BEIJING (Reuters) – The death toll from a 6.6 magnitude earthquake in China’s western Gansu province yesterday more than doubled to 54 people, the municipal government said, with hundreds injured as many homes in affected areas collapsed.
The quake hit Minxian and Zhangxian counties, about 170 km (105 miles) southeast of the provincial capital of Lanzhou, at 7.45 on Monday morning (2345 GMT Sunday), the official Xinhua news agency said.
It put the number of people seriously injured at 296. Earlier reports by the official Xinhua news agency said 22 people had died.
Eight towns in the remote, mountainous area sustained serious damage in the quake and subsequent flooding and mudslides, state media said.

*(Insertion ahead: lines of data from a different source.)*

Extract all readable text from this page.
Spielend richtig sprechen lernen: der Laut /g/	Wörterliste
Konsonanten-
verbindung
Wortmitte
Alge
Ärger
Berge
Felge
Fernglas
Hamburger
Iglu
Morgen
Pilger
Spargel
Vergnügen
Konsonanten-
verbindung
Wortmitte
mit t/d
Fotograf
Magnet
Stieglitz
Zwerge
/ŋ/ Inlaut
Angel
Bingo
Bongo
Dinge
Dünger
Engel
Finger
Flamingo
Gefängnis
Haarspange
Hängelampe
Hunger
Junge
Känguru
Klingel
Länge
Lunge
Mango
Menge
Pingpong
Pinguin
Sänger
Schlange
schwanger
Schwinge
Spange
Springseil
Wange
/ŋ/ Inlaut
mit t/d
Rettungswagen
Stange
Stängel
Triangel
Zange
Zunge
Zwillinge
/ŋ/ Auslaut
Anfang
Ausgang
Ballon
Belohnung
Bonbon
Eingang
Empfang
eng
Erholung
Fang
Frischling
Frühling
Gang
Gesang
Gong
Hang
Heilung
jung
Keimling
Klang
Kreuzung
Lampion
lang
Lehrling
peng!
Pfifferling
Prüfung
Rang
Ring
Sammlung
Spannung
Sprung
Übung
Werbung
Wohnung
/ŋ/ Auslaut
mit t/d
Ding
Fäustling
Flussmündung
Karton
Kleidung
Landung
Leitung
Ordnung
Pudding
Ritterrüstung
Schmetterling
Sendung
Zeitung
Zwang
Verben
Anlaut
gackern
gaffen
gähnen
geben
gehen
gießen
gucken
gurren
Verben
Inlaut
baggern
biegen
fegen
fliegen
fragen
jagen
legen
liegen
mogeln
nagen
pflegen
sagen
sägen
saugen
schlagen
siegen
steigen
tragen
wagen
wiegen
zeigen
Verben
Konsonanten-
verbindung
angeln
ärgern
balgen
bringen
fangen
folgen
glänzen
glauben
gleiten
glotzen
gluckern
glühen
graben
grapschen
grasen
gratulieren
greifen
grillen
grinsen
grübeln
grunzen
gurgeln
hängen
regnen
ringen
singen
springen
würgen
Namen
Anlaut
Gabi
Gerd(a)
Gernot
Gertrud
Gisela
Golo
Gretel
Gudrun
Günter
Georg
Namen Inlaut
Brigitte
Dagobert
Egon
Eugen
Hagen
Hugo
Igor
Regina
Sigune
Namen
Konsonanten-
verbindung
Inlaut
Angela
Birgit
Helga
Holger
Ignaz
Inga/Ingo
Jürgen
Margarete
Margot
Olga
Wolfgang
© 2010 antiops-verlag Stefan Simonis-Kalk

There were also power outages, while cell phone and Internet coverage was disrupted, residents and state media reported. The Red Cross Society of China said it had sent relief supplies to the affected areas, including jackets and tents.
“Many have been injured by collapsed houses,” said a Minxian county doctor surnamed Du. “Many villagers have gone to local hospitals along the roads.”
Photos posted on Chinese social media showed roads on the sides of riverbanks that had subsided and farmhouses reduced to piles of red bricks.
About 380 buildings had collapsed and 5,600 sustained damaged in Zhangxian county, the Dingxi municipal government said in a microblog post.